To find the remainder when dividing a number by 8, first form a three-digit number from the last three digits of the integer. Then divide the three-digit number by 8 and find the remainder using long division.
For example, take 3,242,353,729. Its last three digits form a three-digit number, 729. Divide 729 by 8 using the long division. You will get a remainder of 1.
| What is the remainder when 17,475,004 is divided by 8? |
The last three digits of 17,475,004 are 004, which is equivalent to 4.
(Recall that you can attach zeros to the beginning of a number without changing its value. So, 004 and 4 are basically the same.)

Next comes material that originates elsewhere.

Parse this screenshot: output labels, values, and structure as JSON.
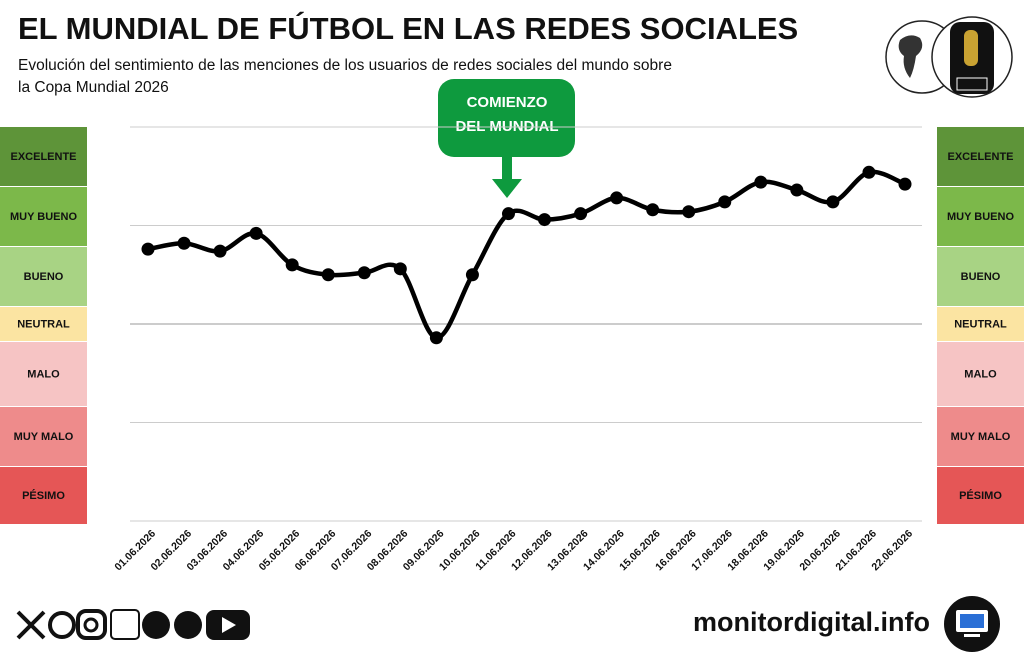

Then divide 4 by 8. You get a remainder of 4 by making the quotient 0.
Remainder Rule when dividing by 9 – An integer and the sum of its digits both leave the same remainder on division by 9.
Therefore, to find the remainder when an integer is divided by 9, first find the sum of its digits. Then divide the sum by 9 to find the remainder.
For example, take 53. The sum of its digits is 5 + 3 = 8. Now divide the sum (8) by 9 to find the remainder, which is 8. (by making the quotient 0)
Using long division, when we divide 53 by 9, we get the same remainder, which is 8.
This method can be extremely helpful with large numbers.
Let’s take another example – 34,259,677,899.
The sum of the digits is 3+4+2+5+9+6+7+7+8+9+9 = 69. When we divide 69 by 9, we get a remainder of 6.
- Note that you could also have again taken the sum of the digits of 69, 6+9=15, and then divided 15 by 9 to get the same remainder, which is 6.
Note that this rule is quite similar to the remainder rule of 3, but with the condition that the sum of digits should then be divisible by 9.
| What is the remainder when 98,798,978 is divided by 9? |
The sum of the digits of 98,798,978 is:
9+8+7+9+8+9+7+8 = 65. Now, the sum of the digits of 65 is 6+5 =11. When we divide 11 by 9, we get a remainder of 2.
This is the same remainder that you would get if you do the long division on 98,798,978 ÷ 9.
Remainder Rule when dividing by 10
This is the easiest of all the remainder rules – the remainder when an integer is divided by 10 is equal to the last digit (the unit’s digit) of the integer. That’s it.
For example,
The last digit (the unit’s digit) of 489 is 9. Therefore, the remainder when 489 is divided by 10 is equal to 9.
| What is the remainder when -98,798,970 is divided by 10? |
The last digit (the unit’s digit) of -98,798,970 is 0. Therefore, the remainder when -98,798,970 is divided by 10 is equal to 0.
Since -98,798,970 is divisible by 10, therefore the remainder is 0.